R
E
G
I
S
T
E
R

Government may lower STT in Budget to boost markets.

Category: Financial Services,  News Source: The Economic Times,  Updated-On: Feb 7 2012

 

 

The Finance Ministry is likely to reduce Securities Transaction Tax (STT) on equity trade in the forthcoming Budget in a bid to boost the capital market despite pressure to improve revenue collection.

The ministry, however, may not revisit the issue of Commodities Transaction Tax (CTT), which was aborted in 2009 after protests by industry, sources said, adding that the government is keen to go ahead with the broader policy of reducing the cost of financial transactions.

Industry associations, in their pre-Budget consultations with Finance Minister Pranab Mukherjee, have pleaded for maintaining status quo on tax rates to balance the need for promoting growth without sacrificing revenue.

Although the issue of imposing taxes on financial transactions has been raised in several international fora, India is not in favour of the idea. It has been argued that the Reserve Bank appropriates banking funds through the Cash Reserve Ratio (CRR), the portion of deposits which the banks are required to park with the central bank.

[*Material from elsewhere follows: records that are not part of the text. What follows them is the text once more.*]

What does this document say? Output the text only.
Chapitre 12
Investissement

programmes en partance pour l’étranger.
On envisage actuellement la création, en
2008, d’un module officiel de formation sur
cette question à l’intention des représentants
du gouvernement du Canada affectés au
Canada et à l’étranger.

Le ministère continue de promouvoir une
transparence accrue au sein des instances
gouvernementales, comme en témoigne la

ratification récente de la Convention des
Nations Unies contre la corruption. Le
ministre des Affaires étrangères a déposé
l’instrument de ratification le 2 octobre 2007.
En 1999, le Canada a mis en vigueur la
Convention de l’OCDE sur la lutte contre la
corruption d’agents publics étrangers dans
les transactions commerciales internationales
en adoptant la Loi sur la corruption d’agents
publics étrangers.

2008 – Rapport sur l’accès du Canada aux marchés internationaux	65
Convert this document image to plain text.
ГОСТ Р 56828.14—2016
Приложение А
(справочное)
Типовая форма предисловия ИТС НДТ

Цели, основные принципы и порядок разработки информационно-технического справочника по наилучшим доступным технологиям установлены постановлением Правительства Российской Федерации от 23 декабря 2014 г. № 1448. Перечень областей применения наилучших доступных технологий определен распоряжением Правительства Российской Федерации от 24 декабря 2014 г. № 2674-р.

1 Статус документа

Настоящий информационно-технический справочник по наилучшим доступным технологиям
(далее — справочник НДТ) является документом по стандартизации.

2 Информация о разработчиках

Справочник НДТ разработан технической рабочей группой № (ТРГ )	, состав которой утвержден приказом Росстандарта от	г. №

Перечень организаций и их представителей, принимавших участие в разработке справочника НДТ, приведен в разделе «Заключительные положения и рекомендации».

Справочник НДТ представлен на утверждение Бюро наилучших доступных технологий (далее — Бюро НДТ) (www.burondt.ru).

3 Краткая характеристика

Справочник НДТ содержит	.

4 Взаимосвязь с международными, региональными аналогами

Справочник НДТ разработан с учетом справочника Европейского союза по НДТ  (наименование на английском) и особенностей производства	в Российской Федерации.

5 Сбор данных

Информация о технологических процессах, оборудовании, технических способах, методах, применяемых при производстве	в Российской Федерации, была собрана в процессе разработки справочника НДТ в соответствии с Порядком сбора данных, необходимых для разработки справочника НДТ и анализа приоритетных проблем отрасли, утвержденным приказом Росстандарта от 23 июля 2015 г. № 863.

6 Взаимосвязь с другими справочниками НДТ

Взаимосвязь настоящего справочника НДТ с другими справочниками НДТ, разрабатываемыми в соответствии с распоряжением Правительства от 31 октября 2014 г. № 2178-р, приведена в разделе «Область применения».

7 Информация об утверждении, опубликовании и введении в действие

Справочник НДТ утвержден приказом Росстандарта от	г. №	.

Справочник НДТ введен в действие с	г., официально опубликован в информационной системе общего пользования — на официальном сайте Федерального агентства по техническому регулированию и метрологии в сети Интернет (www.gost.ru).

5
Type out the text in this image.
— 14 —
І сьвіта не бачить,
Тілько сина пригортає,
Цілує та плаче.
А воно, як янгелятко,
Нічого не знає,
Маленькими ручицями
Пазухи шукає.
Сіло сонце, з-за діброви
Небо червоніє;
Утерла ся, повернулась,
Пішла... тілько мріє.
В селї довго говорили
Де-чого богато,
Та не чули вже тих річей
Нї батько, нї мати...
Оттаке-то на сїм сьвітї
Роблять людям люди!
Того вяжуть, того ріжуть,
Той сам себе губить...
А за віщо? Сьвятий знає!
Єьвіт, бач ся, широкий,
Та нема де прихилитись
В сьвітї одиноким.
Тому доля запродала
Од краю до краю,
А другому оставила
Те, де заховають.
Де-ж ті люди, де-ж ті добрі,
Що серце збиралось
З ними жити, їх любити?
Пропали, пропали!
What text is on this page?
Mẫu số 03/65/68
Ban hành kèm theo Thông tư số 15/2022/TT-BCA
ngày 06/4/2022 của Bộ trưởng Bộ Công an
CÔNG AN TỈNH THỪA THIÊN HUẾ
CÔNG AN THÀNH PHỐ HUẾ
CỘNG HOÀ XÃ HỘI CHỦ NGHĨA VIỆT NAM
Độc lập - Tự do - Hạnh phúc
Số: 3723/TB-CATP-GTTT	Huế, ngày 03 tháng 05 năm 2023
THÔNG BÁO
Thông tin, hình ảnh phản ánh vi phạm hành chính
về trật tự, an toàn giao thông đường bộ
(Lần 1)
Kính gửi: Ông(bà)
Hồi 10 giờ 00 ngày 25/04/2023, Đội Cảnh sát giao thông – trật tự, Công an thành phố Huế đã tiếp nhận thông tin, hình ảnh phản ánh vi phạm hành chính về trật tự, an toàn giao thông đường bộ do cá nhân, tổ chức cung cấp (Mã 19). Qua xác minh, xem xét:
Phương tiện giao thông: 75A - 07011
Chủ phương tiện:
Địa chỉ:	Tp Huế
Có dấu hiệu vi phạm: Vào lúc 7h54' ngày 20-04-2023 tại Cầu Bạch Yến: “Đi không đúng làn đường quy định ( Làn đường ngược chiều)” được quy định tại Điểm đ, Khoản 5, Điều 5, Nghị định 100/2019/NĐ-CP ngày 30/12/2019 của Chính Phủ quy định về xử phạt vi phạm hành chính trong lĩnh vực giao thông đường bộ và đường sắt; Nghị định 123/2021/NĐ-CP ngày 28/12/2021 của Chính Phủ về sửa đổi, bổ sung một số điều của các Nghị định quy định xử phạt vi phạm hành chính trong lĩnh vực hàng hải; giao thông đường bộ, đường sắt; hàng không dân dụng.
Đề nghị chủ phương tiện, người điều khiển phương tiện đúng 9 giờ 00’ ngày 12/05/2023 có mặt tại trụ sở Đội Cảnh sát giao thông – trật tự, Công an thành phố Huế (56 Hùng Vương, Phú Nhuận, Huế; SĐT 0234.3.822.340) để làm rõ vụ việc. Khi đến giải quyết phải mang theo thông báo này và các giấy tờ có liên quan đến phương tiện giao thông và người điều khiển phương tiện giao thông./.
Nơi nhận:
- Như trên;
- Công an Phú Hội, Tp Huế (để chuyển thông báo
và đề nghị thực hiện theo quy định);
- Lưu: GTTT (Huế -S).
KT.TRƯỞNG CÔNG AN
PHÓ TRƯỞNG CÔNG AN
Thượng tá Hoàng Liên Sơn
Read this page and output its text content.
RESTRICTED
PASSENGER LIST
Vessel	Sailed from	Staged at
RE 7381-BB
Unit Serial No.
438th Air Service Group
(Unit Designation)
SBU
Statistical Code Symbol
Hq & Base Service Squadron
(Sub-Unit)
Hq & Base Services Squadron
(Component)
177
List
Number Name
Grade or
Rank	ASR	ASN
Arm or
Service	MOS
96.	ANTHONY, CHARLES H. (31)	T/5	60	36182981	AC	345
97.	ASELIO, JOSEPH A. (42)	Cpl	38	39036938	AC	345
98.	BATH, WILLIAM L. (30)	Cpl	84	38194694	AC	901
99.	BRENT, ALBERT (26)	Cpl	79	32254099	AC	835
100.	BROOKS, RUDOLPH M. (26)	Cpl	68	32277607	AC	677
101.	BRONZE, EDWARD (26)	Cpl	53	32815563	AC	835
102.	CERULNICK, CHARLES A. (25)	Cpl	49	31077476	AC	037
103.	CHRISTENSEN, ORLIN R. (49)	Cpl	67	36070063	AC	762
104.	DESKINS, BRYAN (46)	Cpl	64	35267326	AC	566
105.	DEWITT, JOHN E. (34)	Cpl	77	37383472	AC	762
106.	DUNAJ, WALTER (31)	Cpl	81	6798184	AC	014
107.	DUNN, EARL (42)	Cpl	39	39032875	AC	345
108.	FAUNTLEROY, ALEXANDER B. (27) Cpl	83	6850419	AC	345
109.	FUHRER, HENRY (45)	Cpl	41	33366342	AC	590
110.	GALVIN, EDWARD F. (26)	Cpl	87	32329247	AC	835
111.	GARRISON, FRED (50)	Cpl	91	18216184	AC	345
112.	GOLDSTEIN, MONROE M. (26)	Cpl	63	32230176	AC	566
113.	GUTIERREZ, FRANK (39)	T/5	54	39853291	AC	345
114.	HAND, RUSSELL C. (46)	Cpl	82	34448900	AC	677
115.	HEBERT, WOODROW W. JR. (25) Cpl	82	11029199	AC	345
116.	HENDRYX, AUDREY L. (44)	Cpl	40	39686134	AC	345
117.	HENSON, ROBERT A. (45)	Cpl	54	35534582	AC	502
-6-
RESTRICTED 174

While the CRR, which was lowered by 0.5 percentage points recently by the RBI, stands at 5.5 per cent, the Securities Transaction Tax (STT) is levied at 0.125 per cent on the buyer and seller in equities transaction. The stock exchanges and representatives of the broking community have been demanding the removal or reduction of STT to give a boost to capital markets by reducing transaction costs.

With regard to CTT, sources said the government may not re-introduce the levy, which was withdrawn after protest from commodity exchanges. The government had in 2009 proposed a CTT of 0.017 per cent on commodities derivatives trade, but did not implement the levy. It was argued that such a tax is not levied by any country with an active commodities future market.

The government is facing financial problems and the fiscal deficit for the current fiscal is likely to exceed the estimate of 4.6 per cent of the Gross Domestic Product (GDP).

At a time when the government is hard-pressed for funds because of reasons like rising commodity prices in the international market and global uncertainties, it would be a tough choice to fore go the over Rs 7,000 crore which it collects from STT.